Muslikun menambahkan, saat ditemukan, kondisi IJ lemas akibat bertahan di laut selama 15 jam dan korban telah diserahkan ke pihak keluarga di Desa Masria.
Sebelumnya, Basarnas Bengkulu mendapatkan laporan mengenai terjadinya insiden kecelakaan kapal di Pantai Sekunyit, Kabupaten Kaur.
Cerita bermula pada Kamis (17/8/2023), ketika korban IJ (51) beserta temannya memulai perjalanan menuju laut untuk mencari ikan dan udang.
Namun, pada Jumat (18/8/2023), sekitar pukul 02.00 WIB, masalah muncul saat genset yang digunakan untuk penerangan mereka mengalami arus pendek yang mengakibatkan terbakarnya perahu.
Karena situasi tersebut, IJ mengalami kepanikan dan melompat ke laut dengan menggunakan pelampung, sementara temannya memegang pinggiran perahu dan hingga saat ini belum ditemukan.

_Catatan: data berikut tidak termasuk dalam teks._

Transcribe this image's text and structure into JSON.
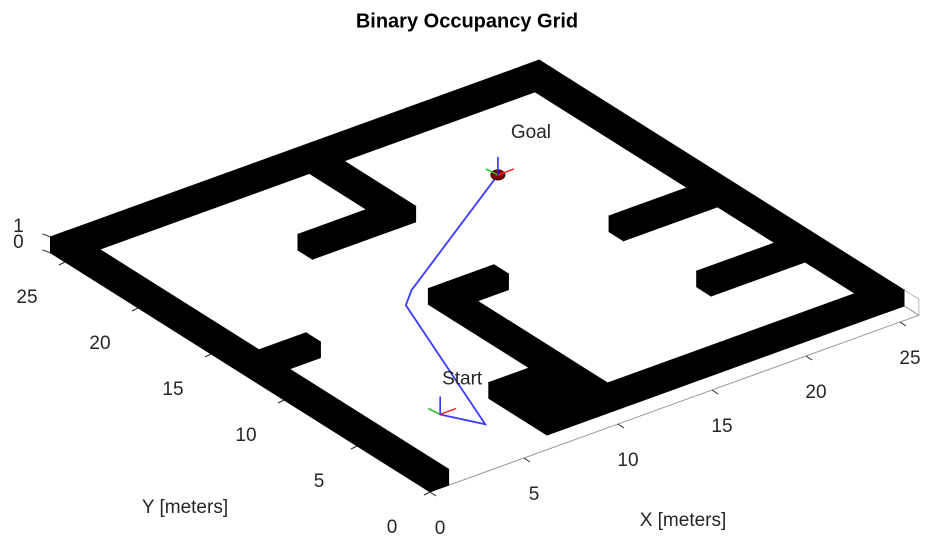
{
  "chart_data": {
    "type": "occupancy-3d",
    "title": "Binary Occupancy Grid",
    "xlabel": "X [meters]",
    "ylabel": "Y [meters]",
    "xlim": [
      0,
      26
    ],
    "ylim": [
      0,
      26
    ],
    "zlim": [
      0,
      1
    ],
    "xticks": [
      0,
      5,
      10,
      15,
      20,
      25
    ],
    "yticks": [
      0,
      5,
      10,
      15,
      20,
      25
    ],
    "zticks": [
      0,
      1
    ],
    "obstacle_color": "#000000",
    "obstacles": [
      {
        "x": [
          0,
          1
        ],
        "y": [
          0,
          26
        ]
      },
      {
        "x": [
          0,
          26
        ],
        "y": [
          25,
          26
        ]
      },
      {
        "x": [
          25,
          26
        ],
        "y": [
          1,
          26
        ]
      },
      {
        "x": [
          11,
          26
        ],
        "y": [
          1,
          2
        ]
      },
      {
        "x": [
          7,
          11
        ],
        "y": [
          1,
          5
        ]
      },
      {
        "x": [
          10,
          11
        ],
        "y": [
          5,
          13
        ]
      },
      {
        "x": [
          11,
          13.5
        ],
        "y": [
          12,
          13
        ]
      },
      {
        "x": [
          1,
          3.5
        ],
        "y": [
          12,
          13
        ]
      },
      {
        "x": [
          13,
          14
        ],
        "y": [
          19,
          25
        ]
      },
      {
        "x": [
          8.5,
          13
        ],
        "y": [
          19,
          20
        ]
      },
      {
        "x": [
          20,
          25
        ],
        "y": [
          12.5,
          13.5
        ]
      },
      {
        "x": [
          20,
          25
        ],
        "y": [
          6.5,
          7.5
        ]
      }
    ],
    "path": {
      "color": "#3b3bff",
      "x": [
        4.5,
        5.5,
        9.2,
        10.2,
        19.3
      ],
      "y": [
        5.1,
        3.3,
        13.5,
        14.4,
        20.2
      ]
    },
    "start": [
      4.5,
      5.1
    ],
    "goal": [
      19.3,
      20.2
    ],
    "start_label": "Start",
    "goal_label": "Goal"
  }
}
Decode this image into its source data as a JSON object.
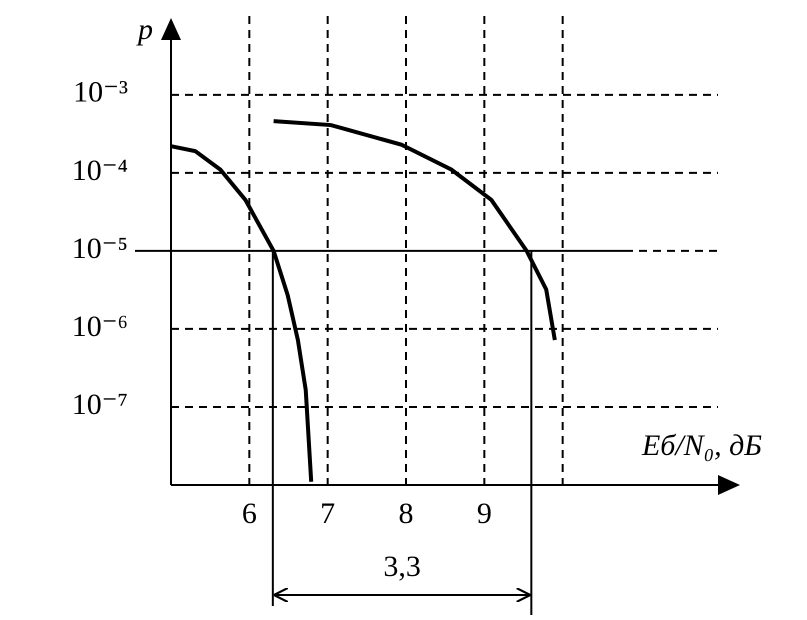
{
  "chart_data": {
    "type": "line",
    "x_label": "Eб/N₀, дБ",
    "y_label": "p",
    "xlim": [
      5,
      12.2
    ],
    "ylim": [
      1e-08,
      0.0091
    ],
    "log_y": true,
    "xticks": [
      6,
      7,
      8,
      9
    ],
    "xgrid": [
      6,
      7,
      8,
      9,
      10
    ],
    "yticks": [
      {
        "value": 0.001,
        "label": "10⁻³"
      },
      {
        "value": 0.0001,
        "label": "10⁻⁴"
      },
      {
        "value": 1e-05,
        "label": "10⁻⁵"
      },
      {
        "value": 1e-06,
        "label": "10⁻⁶"
      },
      {
        "value": 1e-07,
        "label": "10⁻⁷"
      }
    ],
    "grid": true,
    "threshold": 1e-05,
    "series": [
      {
        "color": "#000000",
        "x": [
          5.0,
          5.31,
          5.63,
          5.95,
          6.31,
          6.49,
          6.62,
          6.72,
          6.79
        ],
        "values": [
          0.00022,
          0.00019,
          0.00011,
          4.5e-05,
          1e-05,
          2.7e-06,
          7.2e-07,
          1.65e-07,
          1.1e-08
        ]
      },
      {
        "color": "#000000",
        "x": [
          6.31,
          7.04,
          7.94,
          8.58,
          9.09,
          9.54,
          9.79,
          9.9
        ],
        "values": [
          0.00046,
          0.00041,
          0.00023,
          0.00011,
          4.5e-05,
          1e-05,
          3.2e-06,
          7.2e-07
        ]
      }
    ],
    "annotation": {
      "text": "3,3",
      "x1": 6.3,
      "x2": 9.6
    }
  }
}
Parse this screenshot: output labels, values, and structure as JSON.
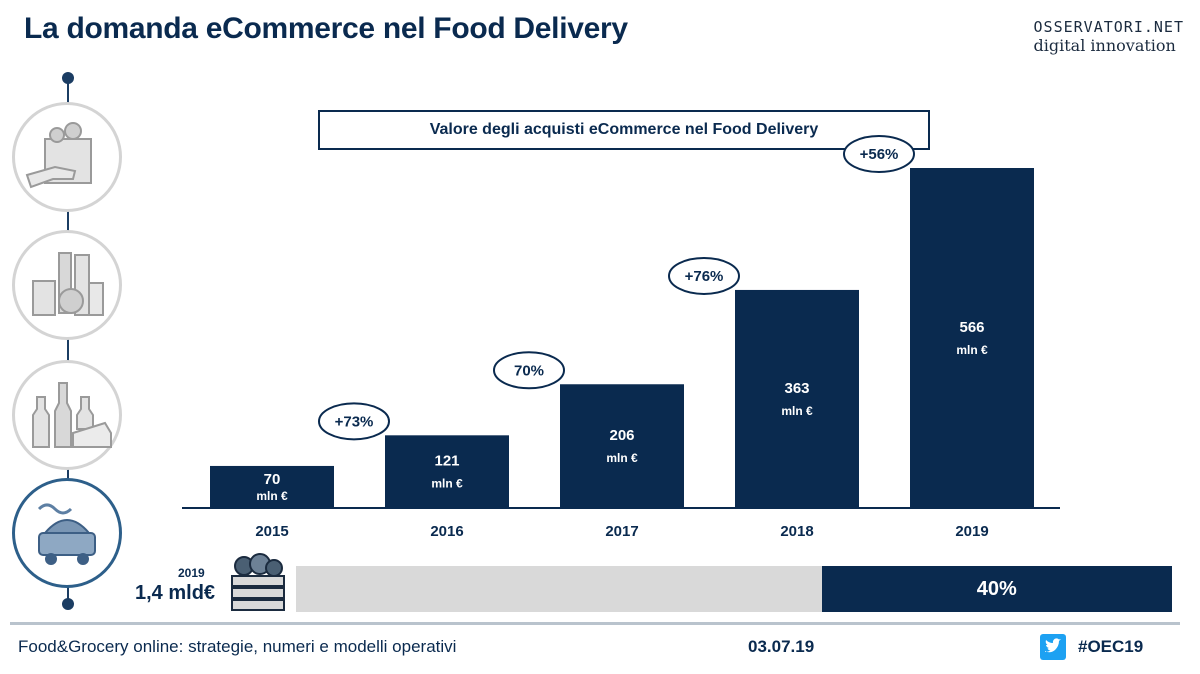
{
  "header": {
    "title": "La domanda eCommerce nel Food Delivery"
  },
  "logo": {
    "line1": "OSSERVATORI.NET",
    "line2": "digital innovation"
  },
  "sidebar": {
    "icons": [
      {
        "name": "grocery-bag-icon",
        "active": false
      },
      {
        "name": "packaged-food-icon",
        "active": false
      },
      {
        "name": "wine-cheese-icon",
        "active": false
      },
      {
        "name": "food-delivery-icon",
        "active": true
      }
    ]
  },
  "chart_data": {
    "type": "bar",
    "title": "Valore degli acquisti eCommerce nel Food Delivery",
    "categories": [
      "2015",
      "2016",
      "2017",
      "2018",
      "2019"
    ],
    "values": [
      70,
      121,
      206,
      363,
      566
    ],
    "unit_label": "mln €",
    "growth_labels": [
      "+73%",
      "70%",
      "+76%",
      "+56%"
    ],
    "bar_color": "#0a2a4f"
  },
  "share": {
    "year": "2019",
    "total": "1,4 mld€",
    "percent": 40,
    "label": "40%"
  },
  "footer": {
    "left": "Food&Grocery online: strategie, numeri e modelli operativi",
    "date": "03.07.19",
    "hashtag": "#OEC19"
  }
}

Mereka berdua terpisah karena arus laut yang kuat pada dini hari.
Dalam upaya pencarian yang dilakukan, Muslikun menjelaskan bahwa tim Rescue dari Unit Siaga SAR Bengkulu Selatan dikerahkan untuk melakukan pencarian dan memberikan pertolongan.
Tim tersebut dilengkapi dengan peralatan seperti perahu karet (LCR), peralatan penyelamatan air, peralatan navigasi, peralatan medis, dan alat pelindung diri bagi para rescuer.
Proses pencarian ini melibatkan Tim Rescue Unit Siaga SAR Bengkulu Selatan bekerja sama dengan TNI AL, Babinsa Koramil, Polres Kaur, Badan Penanggulangan Bencana Daerah (BPBD) Kabupaten Kaur, Pemerintah Setempat, masyarakat, dan keluarga korban.